It’s official folks. There is no hope for love and matrimony now that Kris and Bruce Jenner are calling it quits. Kris and Bruce are ending their 22-year marriage after realizing they were married for 22 years and not 22 minutes, which is unlike a Kardashian.
Honestly, I think the real reason is that Bruce saw Kris’s daytime talk show and immediately decided that he was more of a “The View” fan — Whoopi ain’t called “Whoopi” for nothing.
The two have released a statement saying the split is amicable and that the two will remain “best of friends.” I love it when divorcing couples say they will stay “best friends.” Like bitch please, you are not going to call him up and ask him to go to Taco Bell with you. Get real. That’s what you get when you keep up with the Kardashians. That show should just be re-named “Pre-nup with the Kardashians.”
There is, however, hope for friendship as Sinead O’Connor and Miley Cyrus are just the best of pen pals. Sinead O’Connor, best known for ripping up a picture of the Pope while on “SNL” in the ’90s, once again demonstrated her public relations skills by penning a few open letters directed to Miley. In them, Sinead complains that Miley is allowing herself to be “pimped” and oversexualized for the sake of the music industry. Miley replied that she does not have time to respond to Sinead’s letters since she is hosting “SNL.” Sinead did not take that lightly and wrote ANOTHER letter claiming Miley was making fun of mental illness and should apologize to Amanda Bynes. Yes. Yeah. Mhm. This is all happening. I literally can’t believe this. It BLOWS my mind. It’s so hard to comprehend … that people are still writing letters. Sinead, have you heard of email?

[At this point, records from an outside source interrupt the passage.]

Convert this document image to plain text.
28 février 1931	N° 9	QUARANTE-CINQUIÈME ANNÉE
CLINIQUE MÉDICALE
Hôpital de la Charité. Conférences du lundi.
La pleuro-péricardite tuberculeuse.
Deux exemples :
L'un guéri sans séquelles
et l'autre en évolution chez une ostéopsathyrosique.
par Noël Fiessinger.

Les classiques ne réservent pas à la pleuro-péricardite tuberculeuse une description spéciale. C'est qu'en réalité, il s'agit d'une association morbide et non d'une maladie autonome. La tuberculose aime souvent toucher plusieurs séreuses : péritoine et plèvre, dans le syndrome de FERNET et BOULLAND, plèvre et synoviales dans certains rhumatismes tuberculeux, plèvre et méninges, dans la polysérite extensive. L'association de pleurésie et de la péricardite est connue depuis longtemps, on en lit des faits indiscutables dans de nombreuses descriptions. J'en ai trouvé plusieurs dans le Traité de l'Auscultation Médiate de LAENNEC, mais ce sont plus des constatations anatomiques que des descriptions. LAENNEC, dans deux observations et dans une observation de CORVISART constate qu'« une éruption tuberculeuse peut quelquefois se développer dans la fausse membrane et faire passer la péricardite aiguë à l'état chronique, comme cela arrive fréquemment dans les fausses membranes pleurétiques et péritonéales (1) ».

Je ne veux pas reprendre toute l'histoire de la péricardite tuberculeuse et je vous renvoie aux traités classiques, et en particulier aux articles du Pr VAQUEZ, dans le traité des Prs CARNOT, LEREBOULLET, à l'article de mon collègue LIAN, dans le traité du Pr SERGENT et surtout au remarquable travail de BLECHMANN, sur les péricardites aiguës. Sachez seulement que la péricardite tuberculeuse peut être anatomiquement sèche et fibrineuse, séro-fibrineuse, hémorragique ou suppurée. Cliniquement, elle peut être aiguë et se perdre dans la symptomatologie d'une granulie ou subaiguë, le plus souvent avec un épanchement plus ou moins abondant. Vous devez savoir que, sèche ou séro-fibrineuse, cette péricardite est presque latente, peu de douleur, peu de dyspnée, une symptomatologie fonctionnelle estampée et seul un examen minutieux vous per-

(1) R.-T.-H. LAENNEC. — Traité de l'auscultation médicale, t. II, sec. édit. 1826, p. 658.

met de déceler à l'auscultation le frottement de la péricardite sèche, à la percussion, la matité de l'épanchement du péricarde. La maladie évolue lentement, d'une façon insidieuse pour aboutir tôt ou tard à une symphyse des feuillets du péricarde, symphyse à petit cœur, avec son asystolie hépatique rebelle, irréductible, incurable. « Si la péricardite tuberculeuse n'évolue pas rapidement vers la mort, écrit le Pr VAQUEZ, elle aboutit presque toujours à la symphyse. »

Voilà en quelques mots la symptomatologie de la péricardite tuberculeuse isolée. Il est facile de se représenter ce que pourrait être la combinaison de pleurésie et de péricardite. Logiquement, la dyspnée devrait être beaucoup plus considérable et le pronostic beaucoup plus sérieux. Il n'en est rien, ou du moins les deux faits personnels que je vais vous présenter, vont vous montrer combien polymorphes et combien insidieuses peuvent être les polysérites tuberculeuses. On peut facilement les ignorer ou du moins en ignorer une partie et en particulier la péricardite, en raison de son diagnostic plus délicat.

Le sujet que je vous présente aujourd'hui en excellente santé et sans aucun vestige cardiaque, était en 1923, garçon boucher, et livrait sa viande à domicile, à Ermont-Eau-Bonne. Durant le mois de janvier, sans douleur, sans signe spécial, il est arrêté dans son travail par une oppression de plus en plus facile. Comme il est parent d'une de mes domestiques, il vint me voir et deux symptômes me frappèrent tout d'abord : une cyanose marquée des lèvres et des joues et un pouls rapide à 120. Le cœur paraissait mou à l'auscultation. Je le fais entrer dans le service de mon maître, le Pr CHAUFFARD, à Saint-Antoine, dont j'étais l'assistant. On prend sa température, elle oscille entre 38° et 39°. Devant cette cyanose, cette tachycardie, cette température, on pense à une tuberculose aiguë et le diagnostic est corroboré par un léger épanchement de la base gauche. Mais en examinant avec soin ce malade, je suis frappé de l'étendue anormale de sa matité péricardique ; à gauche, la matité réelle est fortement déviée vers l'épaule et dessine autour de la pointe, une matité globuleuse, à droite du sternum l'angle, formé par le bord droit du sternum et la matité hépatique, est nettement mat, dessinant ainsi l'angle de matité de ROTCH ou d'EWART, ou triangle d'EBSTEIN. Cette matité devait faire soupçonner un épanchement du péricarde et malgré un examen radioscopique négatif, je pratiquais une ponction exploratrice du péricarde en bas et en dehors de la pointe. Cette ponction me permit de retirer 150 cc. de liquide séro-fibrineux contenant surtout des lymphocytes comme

Another person going berserk these days is Eminem, who was elated that his daughter was crowned homecoming queen in her Michigan high school. Eminem, however, did not want to cause a scene at the school and instead opted to watch his daughter’s crowning from inside the school. Eminem has stated that he is “a father before a rapper.”
It’s good to know he’ll first say, “I love you,” to his daughter rather than, “caught her stealin’ my music, so I tied her arms and legs to the bed. Set up the camera, pissed twice on her. Look, two pees and a tripod!”